Perhaps the most visible — and controversial — of the FTA’s policy changes in recent months are those that begin to interpret the new so-called “small starts” program created by SAFETEA-LU.

Congress created the new program to streamline the New Starts evaluation process for projects costing less than $250 million and seeking less than $75 million from the program. Legislators directed the FTA to come up with rules that make the process for receiving those funds easier.

Specifically, Congress wants the FTA to lessen the burdens for demonstrating project cost-effectiveness and financial responsibility. It also combined the preliminary engineering and final design stages in the process for these smaller projects.

FTA rules are not ready
This year’s budget for the Major Capital Investment Program will likely not include any money for small starts because its rules will not be final until early 2008, irritating program advocates who see the rationale as a tactic to sacrifice small projects on the budget-cutting altar. In addition, the FTA’s new interim guidelines issued in June, which will govern how the program will be implemented until the final regs are finalized, have also encountered a storm of criticism.

One group of critics believes that the new rules unfairly give BRT an advantage by rewarding projected ridership gains too much over other issues, such as economic development generated by a project. These critics argue that the program was also designed to fund streetcar and small commuter rail projects as well, which might not generate ridership gains initially but will help shape the neighborhoods they serve first. This would support longer-term transit patronage.

Ron Fisher, FTA’s project planning director, says one reason why economic development benefits do not receive a quantifiable “scoring” similar to cost-effectiveness or financial capability analysis is because it is so difficult to measure these effects and prove that they were directly caused by the transit investment.

Another group of critics believes that the “very small starts” sections of the guidelines, which would virtually automatically give them a “medium” rating, have so few requirements that they treat arterial-based BRT not much differently from traditional bus service. Under the rules, very small starts are defined as projects costing less than $50 million total and less than $3 million per mile (not including the vehicles). They also must be projected to have at least 3,000 passengers per average weekday and not include a new “fixed guideway” such as an exclusive bus lane or, in the case of a low-cost rail project, any new trackage. In addition, the operating costs of these projects cannot inflate the sponsoring agency’s existing operating budget by more than 5%. These critics do not want to see that the very small starts treatment does not skew the whole small starts program to lower-cost, arterial-type “microprojects” that consume the funding. Accordingly, they want to see this category limited to, say, no more than a quarter of all small starts funding.

Will more go it alone?
Yet another school of thought believes that even with the more streamlined process, small starts suffer from the same competition for scarce federal dollars that their bigger counterparts do, and thus the new rules will provide little relief to project sponsors. In fact, a growing number of both “big” and “small” start cities are “getting out of line” entirely and instead trying to implement these projects with only formula grants or bus grants from other programs such as highway grant transfers, or even with non-federal funding, such as state, local and even private funding sources.

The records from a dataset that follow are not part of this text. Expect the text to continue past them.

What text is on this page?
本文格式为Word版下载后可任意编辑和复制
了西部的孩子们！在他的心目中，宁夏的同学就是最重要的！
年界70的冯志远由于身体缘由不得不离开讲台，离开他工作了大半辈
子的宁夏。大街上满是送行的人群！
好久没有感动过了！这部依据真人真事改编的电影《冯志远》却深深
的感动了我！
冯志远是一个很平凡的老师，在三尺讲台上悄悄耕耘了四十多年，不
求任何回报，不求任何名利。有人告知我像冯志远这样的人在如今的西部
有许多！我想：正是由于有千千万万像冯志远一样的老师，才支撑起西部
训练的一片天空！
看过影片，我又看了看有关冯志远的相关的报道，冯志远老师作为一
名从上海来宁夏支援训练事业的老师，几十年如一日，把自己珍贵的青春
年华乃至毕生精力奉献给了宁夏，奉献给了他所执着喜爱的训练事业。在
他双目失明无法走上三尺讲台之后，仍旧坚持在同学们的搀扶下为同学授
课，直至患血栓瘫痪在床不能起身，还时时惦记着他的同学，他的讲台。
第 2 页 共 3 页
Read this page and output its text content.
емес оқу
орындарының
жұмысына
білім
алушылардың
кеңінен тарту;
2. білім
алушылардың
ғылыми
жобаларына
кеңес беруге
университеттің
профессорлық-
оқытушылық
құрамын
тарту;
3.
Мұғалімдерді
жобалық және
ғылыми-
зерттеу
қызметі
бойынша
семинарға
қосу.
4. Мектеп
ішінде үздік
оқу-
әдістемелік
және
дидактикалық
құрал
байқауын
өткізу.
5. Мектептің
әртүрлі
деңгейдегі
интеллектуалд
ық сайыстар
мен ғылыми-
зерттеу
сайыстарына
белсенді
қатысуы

Many advocates of the small starts program, including some within the halls of Congress, believe that the program was “created for streetcars.” They tend to ignore many equally strident supporters of BRT and small rail projects as cost-effective change agents in commute patterns, with all the public-policy benefits that come with that result. However, if streetcar supporters can continue to sustain local support from the land developers and other stakeholders who want these projects, they might be well advised to use this support to find nonfederal funding. To continue to wish otherwise might be unrealistic in today’s fiscal and political climate.